Now we can solve for the acceleration of the system:

 

- 49 N = (15 kg)a --> a = -3.27 m/s²

 

So now we know the acceleration of the system, which is the third kinematic quantity we need above to solve for the time, t, for the system to come momentarily to rest.  We have:

 

to find: t

know: v_o, v, a

 

v_o = (+) 1 m/s

v = 0 m/s  (at rest)

a = -3.27 m/s²

 

Now we just choose the kinematic equation that involves these four quantities.  It is:

 

v = v_o + at

 

And solve for t.  If you would like to check an answer, just let me know!

 

Now, for Question (B)

 

Even with the odd configuration, the concept of dealing with this as one dimensional motion still holds.  We can imagine this system on a horizontal, frictionless plane, where any force that acts to pull Q down its incline (and thus pull P in the corresponding direction along the rough horizontal surface, is "to the right," or positive;  and any force that acts to hold P or Q back from moving that way, or pulls them the opposite way, acts "to the left," or negative.

 

If I have this pictured correctly (without a diagram, I cannot be 100% certain), Particle Q (which I imagine as being to the right of the Particle P, is on a incline that is 60^o below the horizontal (hence 30^o from the vertical).  As a result, the force of gravity pulling it down the plane is F_dp = mgsin(θ) = (1 kg)(9.8 m/s²)(sin(60^o)) = 8.49 N.  I can derive that expression for force down an inclined plane, if needed.  This force acts in our positive direction.

 

There is then a force of friction on each block, which acts in our "negative" direction.  In each case, if the blocks are sliding, this must be kinetic friction, so that:

 

F_k = μ_kN

 

where

 

μ_k = coefficient of (kinetic) friction = z (for each particle)
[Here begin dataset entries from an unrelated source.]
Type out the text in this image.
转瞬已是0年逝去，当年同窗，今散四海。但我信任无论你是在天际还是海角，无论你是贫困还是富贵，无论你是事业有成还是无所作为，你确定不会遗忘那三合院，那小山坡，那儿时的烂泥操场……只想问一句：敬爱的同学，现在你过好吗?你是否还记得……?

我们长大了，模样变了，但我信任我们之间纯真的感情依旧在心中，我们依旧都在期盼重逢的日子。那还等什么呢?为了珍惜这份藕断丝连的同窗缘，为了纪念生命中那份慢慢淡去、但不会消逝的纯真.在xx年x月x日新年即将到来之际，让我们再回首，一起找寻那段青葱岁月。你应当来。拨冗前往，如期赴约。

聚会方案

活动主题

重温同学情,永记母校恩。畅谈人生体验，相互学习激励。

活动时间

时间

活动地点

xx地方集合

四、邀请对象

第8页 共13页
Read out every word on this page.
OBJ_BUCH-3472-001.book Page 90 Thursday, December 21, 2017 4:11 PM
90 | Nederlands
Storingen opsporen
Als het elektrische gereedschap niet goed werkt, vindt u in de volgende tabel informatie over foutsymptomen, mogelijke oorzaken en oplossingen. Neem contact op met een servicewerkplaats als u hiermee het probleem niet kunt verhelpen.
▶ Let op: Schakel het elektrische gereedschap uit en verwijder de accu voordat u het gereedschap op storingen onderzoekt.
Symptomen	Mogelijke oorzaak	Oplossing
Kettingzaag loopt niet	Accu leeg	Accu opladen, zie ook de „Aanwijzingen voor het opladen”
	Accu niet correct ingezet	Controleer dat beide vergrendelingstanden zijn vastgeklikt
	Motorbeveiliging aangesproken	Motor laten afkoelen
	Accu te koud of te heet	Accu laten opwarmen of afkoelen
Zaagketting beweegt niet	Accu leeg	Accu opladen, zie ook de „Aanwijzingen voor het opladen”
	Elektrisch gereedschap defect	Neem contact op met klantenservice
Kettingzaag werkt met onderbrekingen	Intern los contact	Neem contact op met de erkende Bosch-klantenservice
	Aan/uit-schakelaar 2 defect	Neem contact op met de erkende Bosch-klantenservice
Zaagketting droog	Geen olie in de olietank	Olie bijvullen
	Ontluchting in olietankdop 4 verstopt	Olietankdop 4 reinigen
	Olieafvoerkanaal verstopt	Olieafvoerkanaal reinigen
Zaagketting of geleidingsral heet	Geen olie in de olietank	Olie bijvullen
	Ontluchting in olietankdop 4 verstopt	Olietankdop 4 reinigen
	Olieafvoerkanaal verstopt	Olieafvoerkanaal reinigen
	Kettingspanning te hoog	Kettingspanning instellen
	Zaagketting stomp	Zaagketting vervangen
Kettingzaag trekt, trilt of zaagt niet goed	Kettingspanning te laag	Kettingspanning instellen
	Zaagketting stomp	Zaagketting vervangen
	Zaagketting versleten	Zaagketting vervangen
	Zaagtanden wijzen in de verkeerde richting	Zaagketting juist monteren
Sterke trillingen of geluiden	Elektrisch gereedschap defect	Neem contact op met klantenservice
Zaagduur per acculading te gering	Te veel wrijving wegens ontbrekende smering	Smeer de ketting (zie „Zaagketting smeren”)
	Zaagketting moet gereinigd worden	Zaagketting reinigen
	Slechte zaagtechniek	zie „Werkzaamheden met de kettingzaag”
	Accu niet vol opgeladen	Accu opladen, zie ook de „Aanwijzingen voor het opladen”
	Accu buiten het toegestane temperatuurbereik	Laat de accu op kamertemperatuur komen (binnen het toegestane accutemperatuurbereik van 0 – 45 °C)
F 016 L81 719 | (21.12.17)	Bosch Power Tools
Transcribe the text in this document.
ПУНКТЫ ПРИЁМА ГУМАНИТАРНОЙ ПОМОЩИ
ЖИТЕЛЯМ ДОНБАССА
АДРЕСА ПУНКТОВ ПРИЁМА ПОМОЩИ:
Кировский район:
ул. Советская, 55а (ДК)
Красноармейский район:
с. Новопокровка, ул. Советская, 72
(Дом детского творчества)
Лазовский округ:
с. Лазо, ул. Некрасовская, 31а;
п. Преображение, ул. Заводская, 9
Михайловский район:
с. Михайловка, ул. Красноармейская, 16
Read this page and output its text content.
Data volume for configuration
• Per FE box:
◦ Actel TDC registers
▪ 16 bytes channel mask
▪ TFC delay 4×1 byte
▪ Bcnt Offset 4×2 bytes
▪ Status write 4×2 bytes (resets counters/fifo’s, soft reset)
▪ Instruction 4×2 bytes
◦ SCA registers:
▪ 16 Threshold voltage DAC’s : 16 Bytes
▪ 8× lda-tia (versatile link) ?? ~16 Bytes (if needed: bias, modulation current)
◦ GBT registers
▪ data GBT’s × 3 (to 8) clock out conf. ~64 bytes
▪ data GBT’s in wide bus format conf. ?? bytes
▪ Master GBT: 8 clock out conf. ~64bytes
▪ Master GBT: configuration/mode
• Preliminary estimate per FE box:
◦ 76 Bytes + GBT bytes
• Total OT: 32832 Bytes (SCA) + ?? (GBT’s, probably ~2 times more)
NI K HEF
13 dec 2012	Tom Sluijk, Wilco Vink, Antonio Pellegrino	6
N = normal force on the surface on the particle

 

So, to make an expression for the friction force, we have to calculate the normal force N on each particle.

 

On Particle P, the normal force is in the vertical direction.  Since P is not accelerating vertically, then another force must be cancelling out the normal force exactly.  That force is the force of gravity, so the magnitude of the normal force equals the weight of the particle.  N_P = (2 kg)(9.8 m/s²) = 19.6 N

 

For Particle Q, the normal force is perpendicular to the surface of the incline (by definition; it must always be perpendicular to the surface exerting it).  Since Q is not accelerating perpendicular to the incline, that normal force must be balanced out by another force in the opposite direction.  This is the component of the the force of gravity on Q that is perpendicular to the incline.  I will not derive it here, but that component of the gravitational force perpendicular to an incline is given by F_pp = mgcosθ) = (1 kg)(9.8 m/s²)(sin(60^o)) = 4.9 N.  Thus, the magnitude of the normal force on Q, N_Q = 4.9 N

 

With these values and z, we can calculate the forces of kinetic friction on each particle.  Both of these forces point to the left in our conceptual horizontal picture, and are thus negative.

 

Now, we can set up Newton's second law for our conceptual one-dimensional system:

 

F_net = F_dp-F_kP-F_kQ = 8.49 N - z(19.6 N) - z(4.9 N) = 8.49 - z(24.5) = m_sysa

 

Again, m_sys is just the mass of both particles together, which is 3 kg here.  So

 

24.5z = (3 kg)a -->  a = 8.17z

 

I hope this helps!  If you have any questions, just let me know, or if I misunderstood the problem.